05.11.2022 | Linda J. Rosenthal, JD
Nonprofits in Bankruptcy Must Plan Carefully
“Although it’s a step rarely discussed in the philanthropic community,” we explained in “Yes, Nonprofits Sometimes Do File Bankruptcy,” “filing for federal bankruptcy relief is not uncommon and is a way to resolve the status of a nonprofit in serious financial difficulties.” Sometimes – for individuals, for businesses, for charities – “this drastic remedy is necessary.”
Non-profits can benefit from the bankruptcy process, either by restructuring debts and continuing to operate, or by providing a method to transfer valuable assets to another entity which can continue to make use of them.”
Good Bankruptcy Planning is Critical
In our earlier post, we highlighted an example in which this sometimes necessary – but rather painful – step in an organization’s lifecycle was carried out with the greatest possible care and sensitivity to all of the stakeholders.
The Tumbleweed Center for Youth Development had been in operation for some 45 years in the Phoenix, Arizona area. It had provided “hundreds of homeless people ages 12-25 each year with resource centers, emergency and transitional housing, life counseling and other programs,” as well as “services for youth refugees and unaccompanied minors from outside the U.S.”
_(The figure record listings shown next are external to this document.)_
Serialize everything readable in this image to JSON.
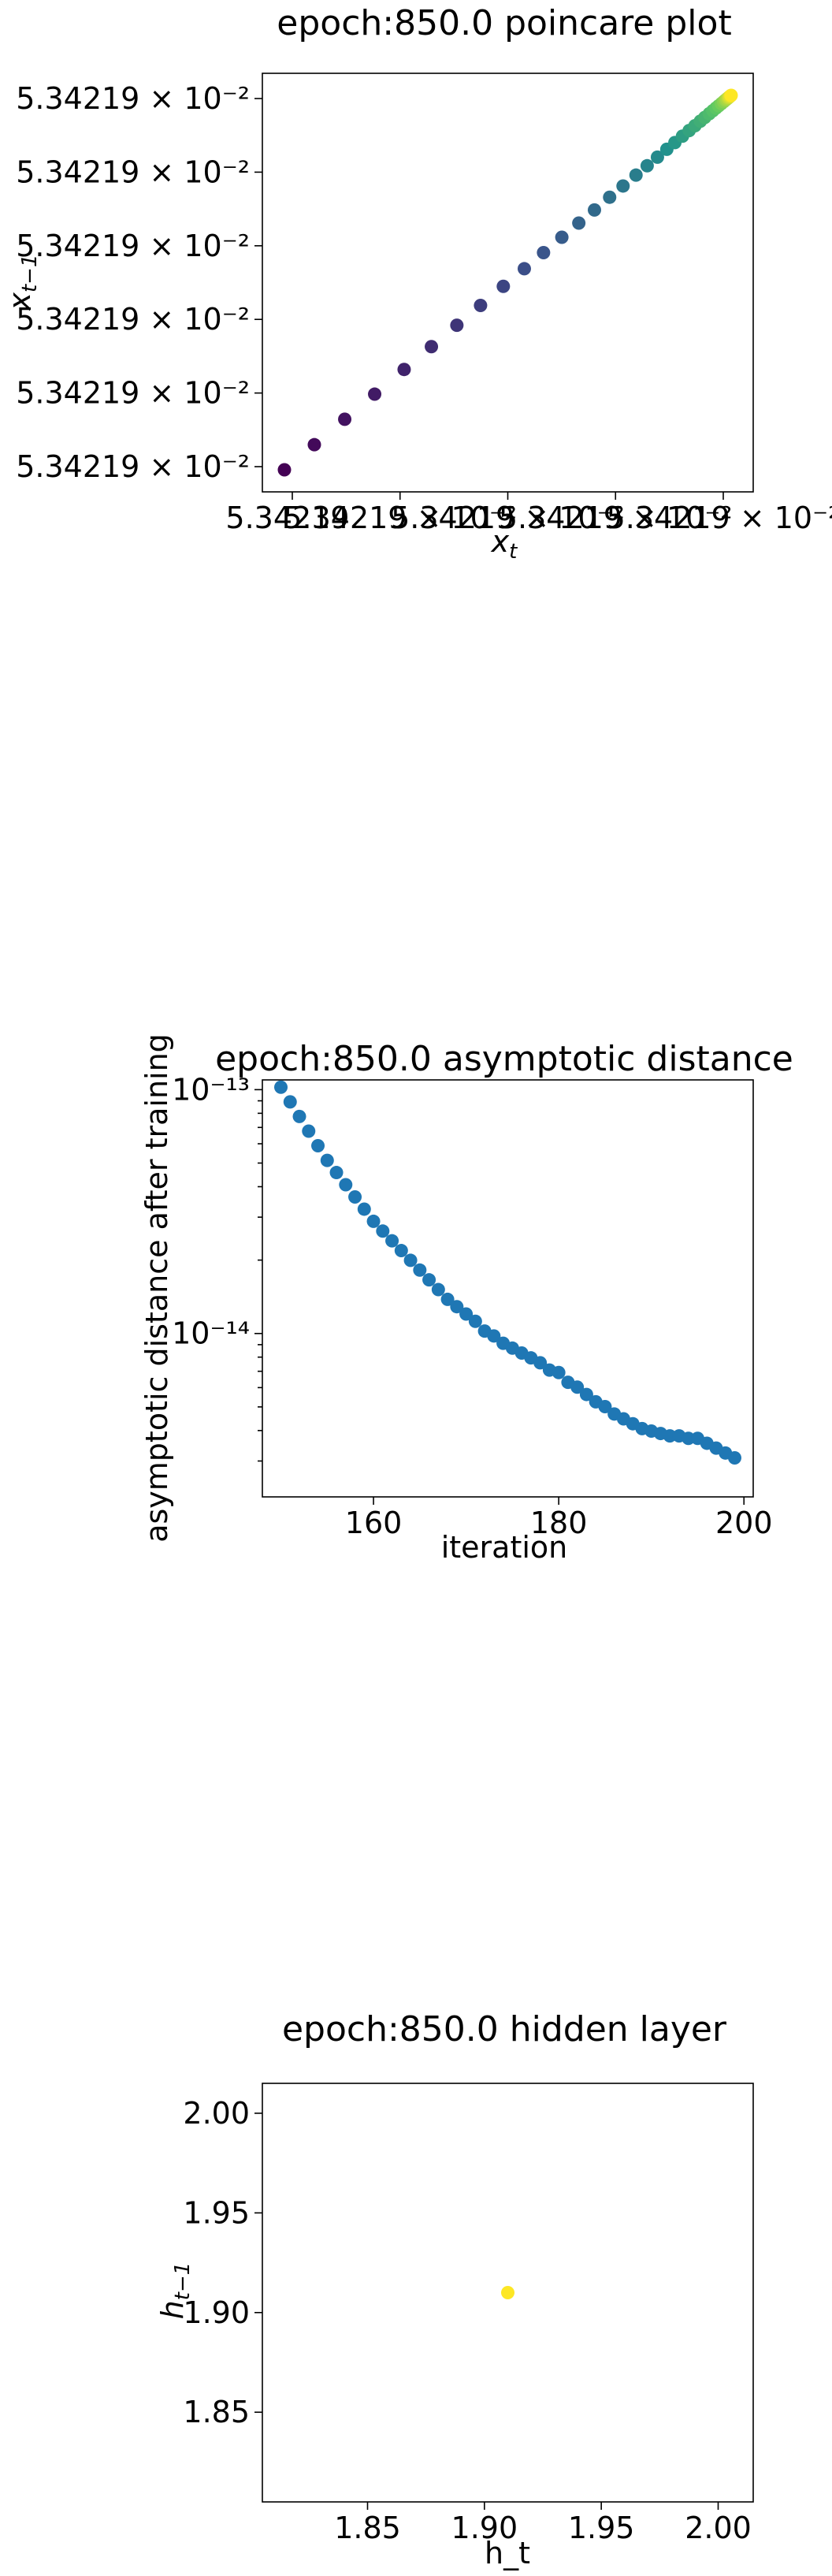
{
  "colors": {
    "viridis_start": "#440154",
    "viridis_mid": "#21918c",
    "viridis_end": "#fde725",
    "series_blue": "#1f77b4",
    "hidden_point": "#fde725"
  },
  "chart_data": [
    {
      "type": "scatter",
      "title": "epoch:850.0 poincare plot",
      "xlabel": "x_t",
      "ylabel": "x_{t-1}",
      "color_map": "viridis",
      "x_tick_labels": [
        "5.34219",
        "5.34219 × 10⁻²",
        "5.34219 × 10⁻²",
        "5.34219 × 10⁻²",
        "5.34219 × 10⁻²"
      ],
      "y_tick_labels": [
        "5.34219 × 10⁻²",
        "5.34219 × 10⁻²",
        "5.34219 × 10⁻²",
        "5.34219 × 10⁻²",
        "5.34219 × 10⁻²",
        "5.34219 × 10⁻²"
      ],
      "x": [
        0.0,
        0.067,
        0.135,
        0.202,
        0.268,
        0.329,
        0.386,
        0.439,
        0.49,
        0.537,
        0.58,
        0.621,
        0.659,
        0.694,
        0.728,
        0.758,
        0.787,
        0.812,
        0.835,
        0.856,
        0.874,
        0.891,
        0.906,
        0.919,
        0.931,
        0.941,
        0.951,
        0.959,
        0.966,
        0.972,
        0.978,
        0.983,
        0.987,
        0.99,
        0.993,
        0.995,
        0.997,
        0.999,
        1.0
      ],
      "y": [
        0.0,
        0.067,
        0.135,
        0.202,
        0.268,
        0.329,
        0.386,
        0.439,
        0.49,
        0.537,
        0.58,
        0.621,
        0.659,
        0.694,
        0.728,
        0.758,
        0.787,
        0.812,
        0.835,
        0.856,
        0.874,
        0.891,
        0.906,
        0.919,
        0.931,
        0.941,
        0.951,
        0.959,
        0.966,
        0.972,
        0.978,
        0.983,
        0.987,
        0.99,
        0.993,
        0.995,
        0.997,
        0.999,
        1.0
      ]
    },
    {
      "type": "scatter",
      "title": "epoch:850.0 asymptotic distance",
      "xlabel": "iteration",
      "ylabel": "asymptotic distance after training",
      "y_scale": "log",
      "xlim": [
        148,
        201
      ],
      "ylim_log10": [
        -14.67,
        -12.96
      ],
      "x_ticks": [
        160,
        180,
        200
      ],
      "x_tick_labels": [
        "160",
        "180",
        "200"
      ],
      "y_ticks_log10": [
        -13,
        -14
      ],
      "y_tick_labels": [
        "10⁻¹³",
        "10⁻¹⁴"
      ],
      "x": [
        150,
        151,
        152,
        153,
        154,
        155,
        156,
        157,
        158,
        159,
        160,
        161,
        162,
        163,
        164,
        165,
        166,
        167,
        168,
        169,
        170,
        171,
        172,
        173,
        174,
        175,
        176,
        177,
        178,
        179,
        180,
        181,
        182,
        183,
        184,
        185,
        186,
        187,
        188,
        189,
        190,
        191,
        192,
        193,
        194,
        195,
        196,
        197,
        198,
        199
      ],
      "y_log10": [
        -12.99,
        -13.05,
        -13.11,
        -13.17,
        -13.23,
        -13.29,
        -13.34,
        -13.39,
        -13.44,
        -13.49,
        -13.54,
        -13.58,
        -13.62,
        -13.66,
        -13.7,
        -13.74,
        -13.78,
        -13.82,
        -13.86,
        -13.89,
        -13.92,
        -13.95,
        -13.99,
        -14.01,
        -14.04,
        -14.06,
        -14.08,
        -14.1,
        -14.12,
        -14.15,
        -14.16,
        -14.2,
        -14.22,
        -14.25,
        -14.28,
        -14.3,
        -14.33,
        -14.35,
        -14.37,
        -14.39,
        -14.4,
        -14.41,
        -14.42,
        -14.42,
        -14.43,
        -14.43,
        -14.45,
        -14.47,
        -14.49,
        -14.51
      ]
    },
    {
      "type": "scatter",
      "title": "epoch:850.0 hidden layer",
      "xlabel": "h_t",
      "ylabel": "h_{t-1}",
      "xlim": [
        1.805,
        2.015
      ],
      "ylim": [
        1.805,
        2.015
      ],
      "x_ticks": [
        1.85,
        1.9,
        1.95,
        2.0
      ],
      "x_tick_labels": [
        "1.85",
        "1.90",
        "1.95",
        "2.00"
      ],
      "y_ticks": [
        1.85,
        1.9,
        1.95,
        2.0
      ],
      "y_tick_labels": [
        "1.85",
        "1.90",
        "1.95",
        "2.00"
      ],
      "x": [
        1.91
      ],
      "y": [
        1.91
      ]
    }
  ]
}
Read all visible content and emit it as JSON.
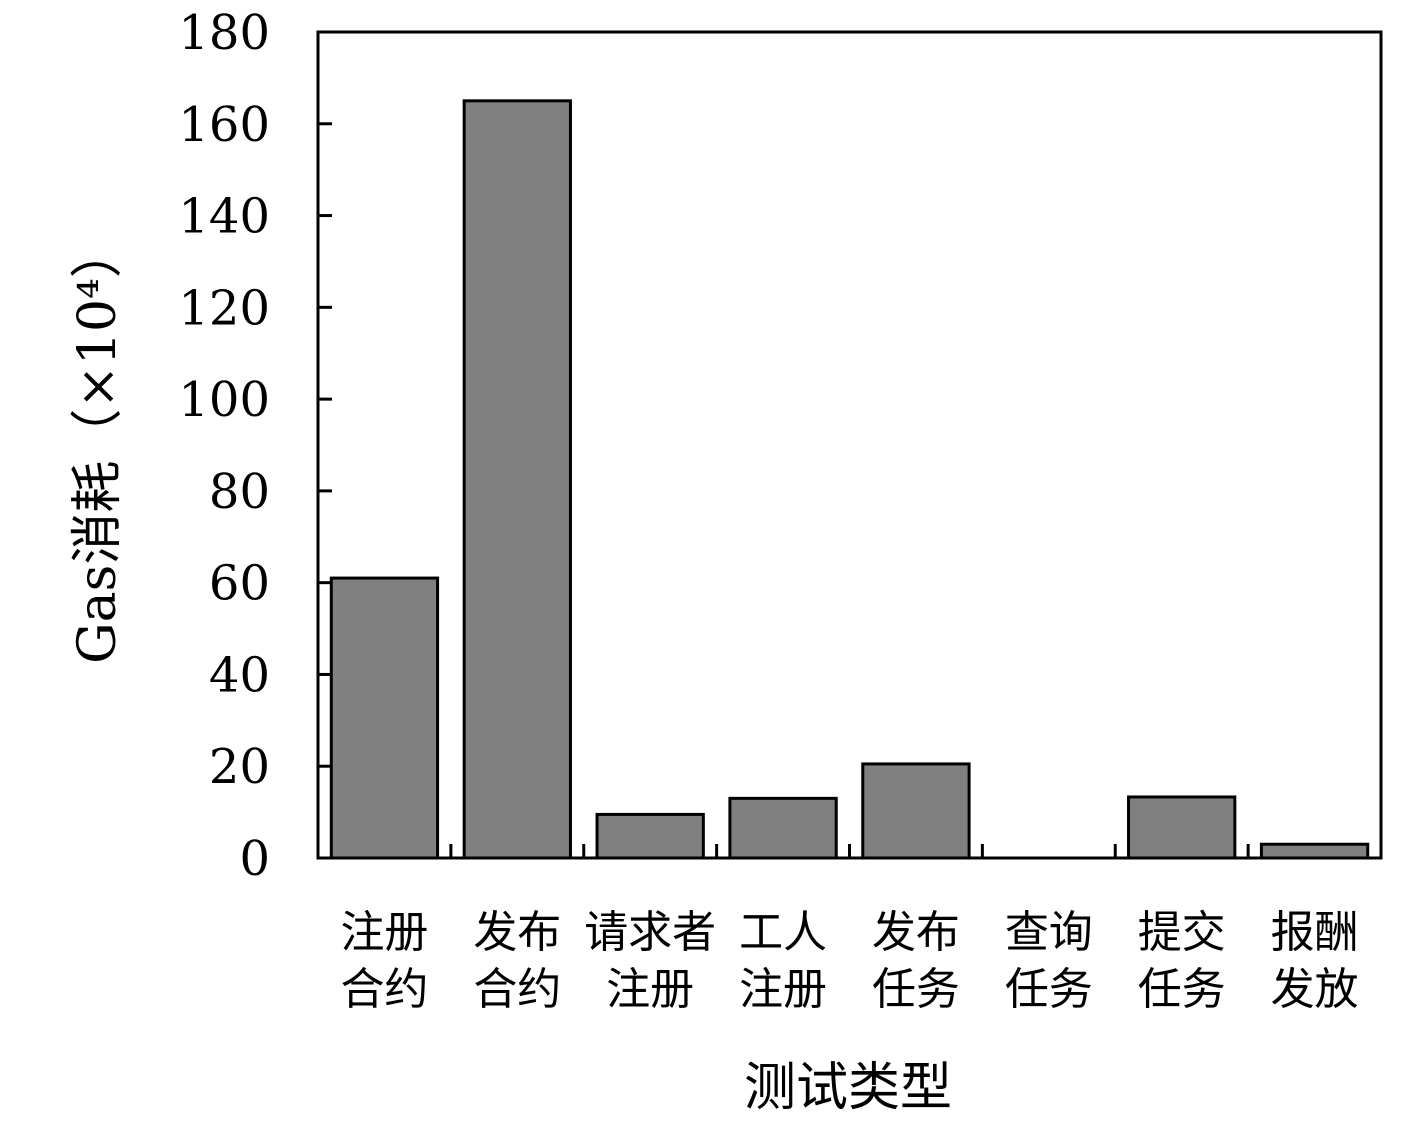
{
  "chart_data": {
    "type": "bar",
    "categories": [
      [
        "注册",
        "合约"
      ],
      [
        "发布",
        "合约"
      ],
      [
        "请求者",
        "注册"
      ],
      [
        "工人",
        "注册"
      ],
      [
        "发布",
        "任务"
      ],
      [
        "查询",
        "任务"
      ],
      [
        "提交",
        "任务"
      ],
      [
        "报酬",
        "发放"
      ]
    ],
    "values": [
      61,
      165,
      9.5,
      13,
      20.5,
      0,
      13.3,
      3
    ],
    "xlabel": "测试类型",
    "ylabel": "Gas消耗（×10⁴）",
    "ylim": [
      0,
      180
    ],
    "yticks": [
      0,
      20,
      40,
      60,
      80,
      100,
      120,
      140,
      160,
      180
    ],
    "bar_color": "#808080",
    "edge_color": "#000000",
    "grid": false
  }
}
In December 2016, the nonprofit had reached the point of insurmountable debt after years of severe cash-flow difficulties and turnover of key personnel. Interim leaders taking the helm found that the organization was “grossly overspending”; there was no alternative to bankruptcy.
What made the difference in terms – primarily – of the needy client population about to be deprived of critical services was that a handful of private foundations donated hundreds of thousands of dollars as the bankruptcy was declared to allow for an orderly transition even while programs continued to function.
Under court supervision, all of Tumbleweed’s programs were transferred to other local nonprofits over a period of months “as Tumbleweed liquidates assets to pay off its debts.”
A nonprofit’s bankruptcy – unlike those involving for-profit businesses – affects charitable-beneficiary stakeholders who are often at risk in the best of circumstances. Here, there was good planning as well as invaluable help from the charitable community; Tumbleweed was “able to close up without the pain and chaos that often surrounds an abrupt shutdown.”
Poor Bankruptcy Planning Creates Undue Harm
Sadly, not all nonprofit bankruptcies end so harmoniously (relatively speaking.)
A case in point is the Independent Adoption Center (Atlanta, GA). Its bankruptcy “isn’t going smoothly. “ In January 2017, when “(a)lmost 2,000 families were planning to adopt – from around the nation – this nonprofit “abruptly closed its doors.”
“Out of the blue,” the organization sent out a letter to stakeholders, “announcing their bankruptcy and the immediate closing of the agency.” Hopeful couples waiting to adopt were stunned by the news.
“Since then, families have been trying to find answers and help.” But there is a technical complication that is leaving these parents-to-be with no legal option to file claims against the Independent Adoption Center. Because “…another nonprofit has taken over their adoption cases,” they are exempted from the IAC bankruptcy proceeding. They haven’t heard from the new agency, and “no one seems to know anything about the new nonprofit, including its name and contact information.”
The families still on the waiting list for babies not only lost thousands of dollars they entrusted the organization with, but also important personal documents like, birth certificates and marriage licenses. One family in Raleigh, North Carolina, is having trouble buying a new house because mortgage companies are asking for their original tax returns, not copies, which IAC stuck in an undisclosed location.”
Although there is not enough money in the bankrupt agency’s account to repay monies owed, the “trustee hired by the organization that abruptly closed its doors is now planning to sue the agency’s board of directors for failure to properly handle the bankruptcy case.” It has been a “chaotic bankruptcy”; the trustee alleges that the organization was “losing money every month with no apparent improvement and shut down without giving government regulators notice about confidential records.”
While the closing of a nonprofit through bankruptcy is always a sad outcome, the effect can be more devastating than necessary without proper planning, careful governance, and – often – some outside assistance.